Google Deepmind has revealed the Genie 3, its latest Foundation World Model, which can be used to train general-purpose AI agents, a capacity that AI Lab says “Artificial General Intelligence,” or makes a significant step for a human information like human information.
“Jinn 3 is the first real-time interactive general-obvious world model,” Shloomi Fruitter, a research director at Deepmind, said during a press briefing, “Shloomi Frutter, a research director at Deepmind, said during a press briefing. “It is beyond the model of the narrow world that was previously present. It is not specific to a particular environment. It can produce the photo-ethics and fictional world, and everything in the middle.”
Still research is not available in preview and publicly, Jinn 3 constructs on both its predecessor genie (which can generate new environment for agents) and the latest video generation model VO3 (called for a deeper understanding of physics).

With a simple text prompt, the genie can generate several minutes of the interactive 3D atmosphere at 720p resolution per second – a significant leap from 10 to 20 seconds can produce a significant jinn 2 from 10 to 20 seconds. The model also has the ability to use a signal to “accelerated world events,” or change the generated world.
Perhaps most importantly, the simulation of Jinn 3 remains physically consistent over time, as the model may remember what it was earlier – a capacity that Deepmind says that its researchers say that its researchers did not show clearly in the model.
Fruitter stated that while Jinn 3 has implications for educational experiences, gaming or prototype creative concepts, its actual unlock will appear in training agents for general-purpose functions, which he said is necessary to reach AGI.
“We feel that world models are important on the path of AGI, especially for agents embodied, where it is especially challenging to follow the real-world landscapes,” said during the briefing by a research scientist Jack Parker-Holder, a research scientist at the open-endedness team of Deepmind.
Techcrunch event
San francisco
,
27-29 October, 2025

Jinn 3 is designed to solve that bottleneck. Like the VO, it does not rely on a hard-coded physics engine; Instead, Deepmind says, the model teaches itself how the world works – how the objects run, fall, and interact – remembering what it has arisen and arguing on the horizon for a long time.
“The model is auto-rigging, which means that it produces a frame at a time,” the fructator told Techcrunch in an interview. “It will have to see what was going to be done next, what was generated before deciding. It is an important part of architecture.”
This memory, the company says, lends for stability in the fake world of genie 3, which in turn allows it to develop an understanding of physics, similarly man understands how a person understands that a glass of tattering on the edge of a table is about to fall, or they must duck to avoid the falling object.
In particular, Deepmind says that the model also has the ability to push AI agents to its limits – forcing them to learn from their own experience, similarly how humans learn in the real world.
As an example, Deepmind shared his test of Jinn 3 with a recent version of its generalist Scalable Instructional Multivorld Agent (Simma)Instruct it to pursue a set of goals. In a warehouse setting, he asked the agent to do tasks such as “vision of bright green waste compactors” or “walking for packed red forklift”.
“In all three cases, Sima agent is capable of achieving the target,” said the Parker-Holder. “It just receives action from the agent. So the agent takes the target, sees fake at the world, and then takes action in the world. Jini 3 follows ahead, and the fact that it is capable of achieving that it is consistent.”

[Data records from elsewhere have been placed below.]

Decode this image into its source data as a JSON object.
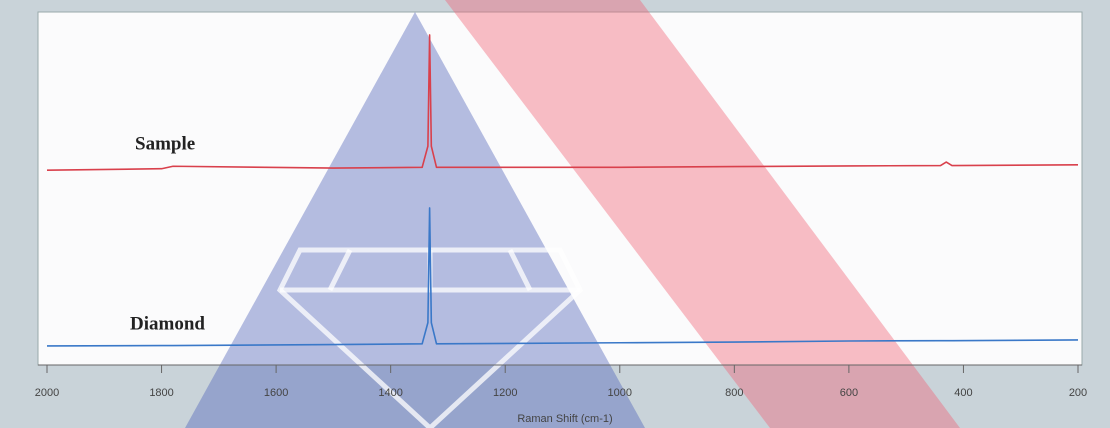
{
  "chart_data": {
    "type": "line",
    "x_label": "Raman Shift (cm-1)",
    "x": [
      2000,
      1800,
      1780,
      1500,
      1345,
      1335,
      1332,
      1329,
      1320,
      1000,
      800,
      600,
      440,
      430,
      420,
      200
    ],
    "series": [
      {
        "name": "Sample",
        "color": "#d9404c",
        "values": [
          55.2,
          55.6,
          56.3,
          55.8,
          56.0,
          62,
          93.5,
          62,
          56.0,
          56.0,
          56.2,
          56.4,
          56.5,
          57.5,
          56.5,
          56.7
        ]
      },
      {
        "name": "Diamond",
        "color": "#3a78c8",
        "values": [
          5.4,
          5.5,
          5.5,
          5.8,
          6.0,
          12,
          44.5,
          12,
          6.0,
          6.3,
          6.5,
          6.8,
          6.9,
          6.9,
          6.9,
          7.1
        ]
      }
    ],
    "xlim": [
      2000,
      200
    ],
    "ylim": [
      0,
      100
    ],
    "xticks": [
      2000,
      1800,
      1600,
      1400,
      1200,
      1000,
      800,
      600,
      400,
      200
    ]
  }
}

He said, Jinn 3 has its limits. For example, while researchers claim that it may understand physics, showing a skier barreling under a mountain does not show how snow moves in relation to the skier.
Additionally, an agent that can take action is limited. For example, quick-efficient world events allow for a wide range of environmental interventions, but they are not necessarily performed by the agent itself. And it is difficult to correctly model the complex interaction between many independent agents in a shared environment.
Jinn 3 can also support only a few minutes of continuous interaction, when hours will be required for proper training.
Nevertheless, the model presents a compelling step in teaching agents so that to go beyond reacting to the input, to plan them potentially, seek uncertainty, and to improve through testing and error-the type of well-learned learning to say that many people are important to move towards general intelligence.
The Parker-Holder said, “We did not really have 37 moments for the embodied agents, where they can actually take novels in the real world,”
“But now, we can potentially enter a new era,” he said.